An Afghan asylum seeker Saiful Islam in Istanbul city said that after the political change in Afghanistan, many Afghans attempted to enter Turkey illegally from Iran.
He said: “The journey from Iran to Turkey is very challenging because the route passes through mountainous areas, sometimes clashes occur between migrants and border police and the migrants get hurt. Problems such as cold weather, arrests and deportations are common.”
He said Afghans were often harassed in different cities of Turkey especially when there were elections or any other special day or a security incident.
According to Saiful Islam, the arrested Afghans are usually taken to camps where they lack access to healthy food, attorney and are held for months without trial and the government pays no attention to their problems.
Gulbadin Nazari, another Afghan migrant, said: “The refugees in Turkey face many challenges … police arrest migrants who work in factories and take them to camps where they are treated like animals and have no facilities of life.”
He said those attempting to migrate to Europe risked death, spent a lot of money and then faced arrests and deportations. “They also endure inhumane treatment by security forces.”
MoRR spokesman Abdul Mutalib Haqqani said: “No doubt, most Afghans who migrated to Turkey via illegal routes faced arrests, imprisonments and they are kept in camps where they have no access to primary facilities of life and are treated badly.”

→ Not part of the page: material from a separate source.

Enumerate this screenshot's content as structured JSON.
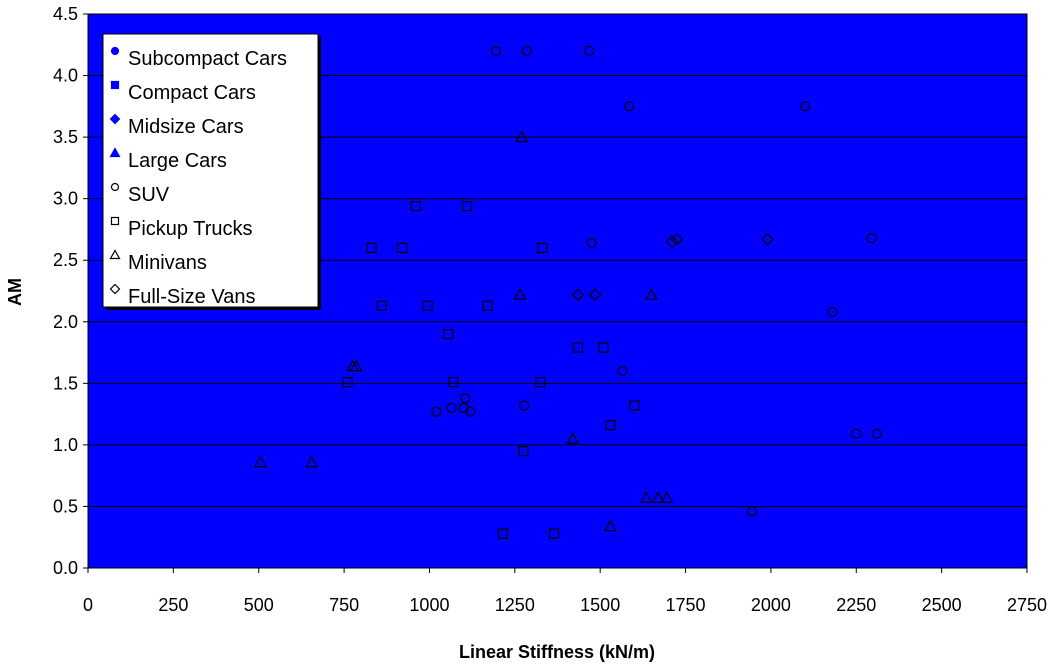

He said the MoRR used to hold meetings with the Turkish ambassador and diplomats from time to time about problems of refugees and had also sent delegations to that country to see the problems of migrants closely and share their problems with Turkish authorities.
Haqqani said: “Afghans who leave the country for other countries due to some problems spend a lot of money and suffer hardships. Such people must be given time to live, work and get some money they had spent.”
According to reports, refugees who reside in Pakistan and Iran also face many challenges, but those without legal documents face forced deportations.